Let $(C,d)$ be the metric space of all continuous complex-valued functions on $[0,1]$ where $$d(f,g)=\int_0^1\frac{|f(x)-g(x)|}{1+|f(x)-g(x)|}dx$$ Show that $(C,d)$ contains no non-empty proper open convex set.
My attempt:
Let $V\neq \emptyset$ be open and convex in $(C,d)$. We need to show $V=C.$ Let $f \in C$. Since $V \neq \emptyset,$ there exists $h \in V.$ Without loss of generality, $h=0.$ Now $V$ is open, therefore there exists $r>0$ such that $B(0,r) \subseteq V$, where $$B(0,r)=\{f \in C:d(f,0)<r\}$$
Now to show $f \in V$, I need to write $f$ as a convex combination of some elements in $V.$ So I need to find $t_i,f_i$ such that $\sum t_i=1$ and $f=\sum t_ig_i$ where $f_i \in V$. It will be sufficient to have $f_i \in B(0,r)$ ie $$\int_0^1\frac{|f_i(x)|}{1+|f_i(x)|}dx<r$$
I'm having trouble finding suitable $f_i.$
If the support of $f_i$ is contained within an interval of length $r$, that guarantees $d(f_i, 0)<r$. So, it suffices to write $f$ as the sum of functions with small support.

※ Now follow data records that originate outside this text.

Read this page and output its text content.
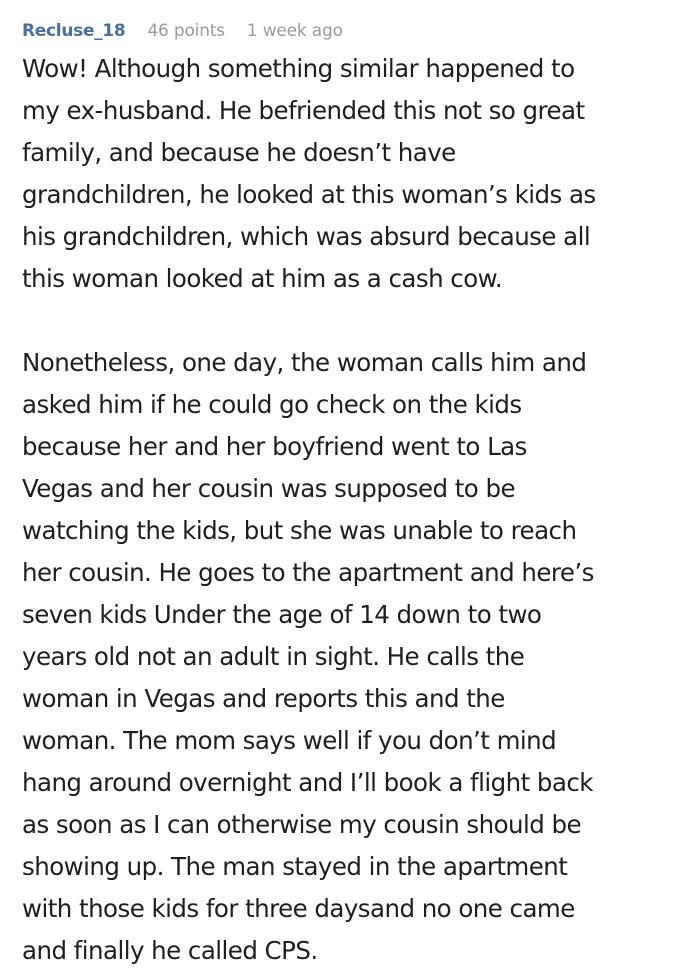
Recluse_18 46 points 1 week ago
Wow! Although something similar happened to
my ex-husband. He befriended this not so great
family, and because he doesn’t have
grandchildren, he looked at this woman’s kids as
his grandchildren, which was absurd because all
this woman looked at him as a cash cow.
Nonetheless, one day, the woman calls him and
asked him if he could go check on the kids
because her and her boyfriend went to Las
Vegas and her cousin was supposed to be
watching the kids, but she was unable to reach
her cousin. He goes to the apartment and here’s
seven kids Under the age of 14 down to two
years old not an adult in sight. He calls the
woman in Vegas and reports this and the
woman. The mom says well if you don’t mind
hang around overnight and I’ll book a flight back
as soon as I can otherwise my cousin should be
showing up. The man stayed in the apartment
with those kids for three daysand no one came
and finally he called CPS.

The key term is partition of unity: have some continuous functions $\phi_i$ with small support, such that $\sum \phi_i\equiv 1$; then $$f = \frac{nf \phi_1+\dots +nf\phi_n}{n} $$ is a desired convex combination.
A typical continuous partition of unity on $[0,1]$ is given by functions $$ \phi_i(x) = \max(0, 1 - n|x-i/n|), \quad i=0,1,\dots,n $$ which are piecewise linear functions that are equal to $1$ at one of the points $i/n$, and $0$ at all other such points.